The results indicated clear tendencies regarding pressure distribution, which guided the application of Eurocode-inspired zoned load creation. The windward and leeward walls were treated as single zones, with the maximum pressure on each surface applied uniformly across it. The roof and side walls were divided into three zones, corresponding to the Eurocode’s A, B, C and F(G), H, I distribution patterns. This zoning was achieved by dividing the entire range of results for each surface into equal segments and grouping the mesh faces within each segment.
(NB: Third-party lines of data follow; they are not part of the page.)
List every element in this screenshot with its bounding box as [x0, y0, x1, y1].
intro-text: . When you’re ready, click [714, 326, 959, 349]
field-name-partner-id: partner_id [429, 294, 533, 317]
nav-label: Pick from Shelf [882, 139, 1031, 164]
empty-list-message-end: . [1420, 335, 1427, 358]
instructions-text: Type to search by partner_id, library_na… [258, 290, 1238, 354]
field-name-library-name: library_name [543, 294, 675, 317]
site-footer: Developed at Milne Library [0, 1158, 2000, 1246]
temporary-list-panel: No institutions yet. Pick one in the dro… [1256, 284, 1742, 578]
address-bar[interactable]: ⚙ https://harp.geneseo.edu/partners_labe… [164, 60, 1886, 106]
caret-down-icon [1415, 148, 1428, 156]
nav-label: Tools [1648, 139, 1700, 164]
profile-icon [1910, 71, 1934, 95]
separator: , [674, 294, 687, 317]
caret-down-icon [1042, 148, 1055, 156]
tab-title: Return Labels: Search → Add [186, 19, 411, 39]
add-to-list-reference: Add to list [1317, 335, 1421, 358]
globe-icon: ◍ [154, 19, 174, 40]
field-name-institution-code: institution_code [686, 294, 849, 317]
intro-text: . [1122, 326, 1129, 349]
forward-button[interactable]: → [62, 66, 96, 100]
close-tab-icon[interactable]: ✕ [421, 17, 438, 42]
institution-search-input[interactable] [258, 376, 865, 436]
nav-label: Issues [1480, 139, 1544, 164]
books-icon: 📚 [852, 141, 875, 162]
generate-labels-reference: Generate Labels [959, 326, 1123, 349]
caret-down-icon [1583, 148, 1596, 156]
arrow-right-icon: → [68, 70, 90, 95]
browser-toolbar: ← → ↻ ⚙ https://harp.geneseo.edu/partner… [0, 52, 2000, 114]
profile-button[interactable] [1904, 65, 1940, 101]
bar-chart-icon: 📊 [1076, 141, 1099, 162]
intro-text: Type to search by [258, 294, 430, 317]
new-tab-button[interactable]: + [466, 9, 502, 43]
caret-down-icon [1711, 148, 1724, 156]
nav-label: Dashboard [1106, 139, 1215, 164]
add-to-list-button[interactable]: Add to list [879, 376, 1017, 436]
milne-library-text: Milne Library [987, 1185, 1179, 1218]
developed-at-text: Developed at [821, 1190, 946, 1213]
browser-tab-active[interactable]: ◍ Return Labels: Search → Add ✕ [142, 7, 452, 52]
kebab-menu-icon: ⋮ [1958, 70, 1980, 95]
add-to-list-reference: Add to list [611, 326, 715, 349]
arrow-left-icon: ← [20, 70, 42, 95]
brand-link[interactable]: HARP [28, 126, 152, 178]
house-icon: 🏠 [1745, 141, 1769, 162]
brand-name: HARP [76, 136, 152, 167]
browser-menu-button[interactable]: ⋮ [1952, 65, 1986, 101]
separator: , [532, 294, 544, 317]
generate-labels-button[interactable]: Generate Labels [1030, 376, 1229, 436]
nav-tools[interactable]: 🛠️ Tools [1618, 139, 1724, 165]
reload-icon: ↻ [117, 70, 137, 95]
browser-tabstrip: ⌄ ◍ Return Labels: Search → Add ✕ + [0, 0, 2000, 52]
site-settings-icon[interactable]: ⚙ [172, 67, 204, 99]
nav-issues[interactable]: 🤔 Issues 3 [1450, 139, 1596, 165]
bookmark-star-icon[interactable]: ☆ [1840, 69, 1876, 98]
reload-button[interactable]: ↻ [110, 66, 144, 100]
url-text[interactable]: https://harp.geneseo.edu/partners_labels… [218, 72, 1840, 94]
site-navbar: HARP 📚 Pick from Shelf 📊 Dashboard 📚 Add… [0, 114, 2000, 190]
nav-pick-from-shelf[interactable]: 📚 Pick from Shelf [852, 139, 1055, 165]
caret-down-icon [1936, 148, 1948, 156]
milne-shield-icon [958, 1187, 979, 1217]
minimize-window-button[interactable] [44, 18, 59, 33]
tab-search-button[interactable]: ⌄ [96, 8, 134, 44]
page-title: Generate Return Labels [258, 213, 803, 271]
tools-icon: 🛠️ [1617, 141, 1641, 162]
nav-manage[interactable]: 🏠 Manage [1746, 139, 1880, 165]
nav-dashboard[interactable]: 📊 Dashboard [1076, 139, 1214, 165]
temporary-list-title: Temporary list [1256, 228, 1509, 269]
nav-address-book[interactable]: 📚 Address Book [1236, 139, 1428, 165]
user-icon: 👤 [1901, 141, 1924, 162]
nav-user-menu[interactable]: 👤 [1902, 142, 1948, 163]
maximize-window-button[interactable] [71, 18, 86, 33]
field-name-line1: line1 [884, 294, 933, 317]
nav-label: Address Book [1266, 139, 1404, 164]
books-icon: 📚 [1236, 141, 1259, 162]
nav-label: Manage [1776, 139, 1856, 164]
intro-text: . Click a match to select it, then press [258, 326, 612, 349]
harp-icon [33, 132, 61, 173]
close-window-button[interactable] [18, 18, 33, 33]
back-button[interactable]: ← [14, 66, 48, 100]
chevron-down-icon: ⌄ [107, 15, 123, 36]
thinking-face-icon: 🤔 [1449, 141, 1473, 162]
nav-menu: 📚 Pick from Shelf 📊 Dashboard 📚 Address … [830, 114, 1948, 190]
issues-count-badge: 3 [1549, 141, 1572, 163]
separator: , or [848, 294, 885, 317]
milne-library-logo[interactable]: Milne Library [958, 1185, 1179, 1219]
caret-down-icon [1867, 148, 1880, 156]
The maximum value within each zone was then used as the representative load intensity.

During result extraction, external pressure coefficient values were recorded at specific locations defined by slicing planes through the middle of the windward wall, near the front edge and along the longitudinal edge of the roof and also near the front edge and along the longitudinal edge of a side wall to monitor the decrease in suction along the structure’s height and length.
This setup enabled a consistent comparison across five approaches for every case:
- the direct results of the simulation and wind tunnel, shown as continuous and dashed curves, respectively;
- the zoned or indirect results of the simulation and wind tunnel, represented by solid fill and diagonal hatch patterns;
- and the Eurocode-based results, depicted in green.

Based on the resulting zoned wind surface loads, the global (X – parallel to wind, Y – horizontally perpendicular, Z – vertically perpendicular) and local (separately for each building surface) load resultants were calculated and stored in tables as below for comparison.

Implementation
This parametric methodology allowed the comparison of the average deviations between the simulation results, the Eurocode procedures, and the wind tunnel measurements and monitor standard distribution using histogramms as in image below.

According to these average differences of the results certain default partial safety factor were defined for these categories and these were implemented in FALCON as multiplication factors for wind load intensities.
Default zone numbers were also defined for four typical surface categories: windward wall and leeward wall with 1 zone, respectively roof and side wall surfaces with 3 zones. To adress potential minor value variations a limit value for zone intervals was also introduced.
Since the standard conservatively limits the values for surfaces with decreasing tendencies in suction distribution, such as side walls and roofs, limit values for external pressure coefficients were introduced.

The findings confirmed that CFD simulations, when carefully calibrated with appropriate mesh refinement and boundary conditions, can reproduce the global and local tendencies observed in wind tunnel tests with reasonable accuracy. The comparison also highlighted how partial safety factors can be derived from average deviations between the three approaches, paving the way for a more reliable integration of CFD into everyday structural design practice. The implementation of these findings in the FALCON tool provides engineers with a workflow that balances accuracy, computational efficiency, and compliance with standards.
Ultimately, the study underscores the value of using CFD not as a replacement, but as a complementary method to wind tunnel testing and Eurocode provisions—offering a richer understanding of pressure distributions while ensuring that results remain interpretable and practically applicable in engineering design.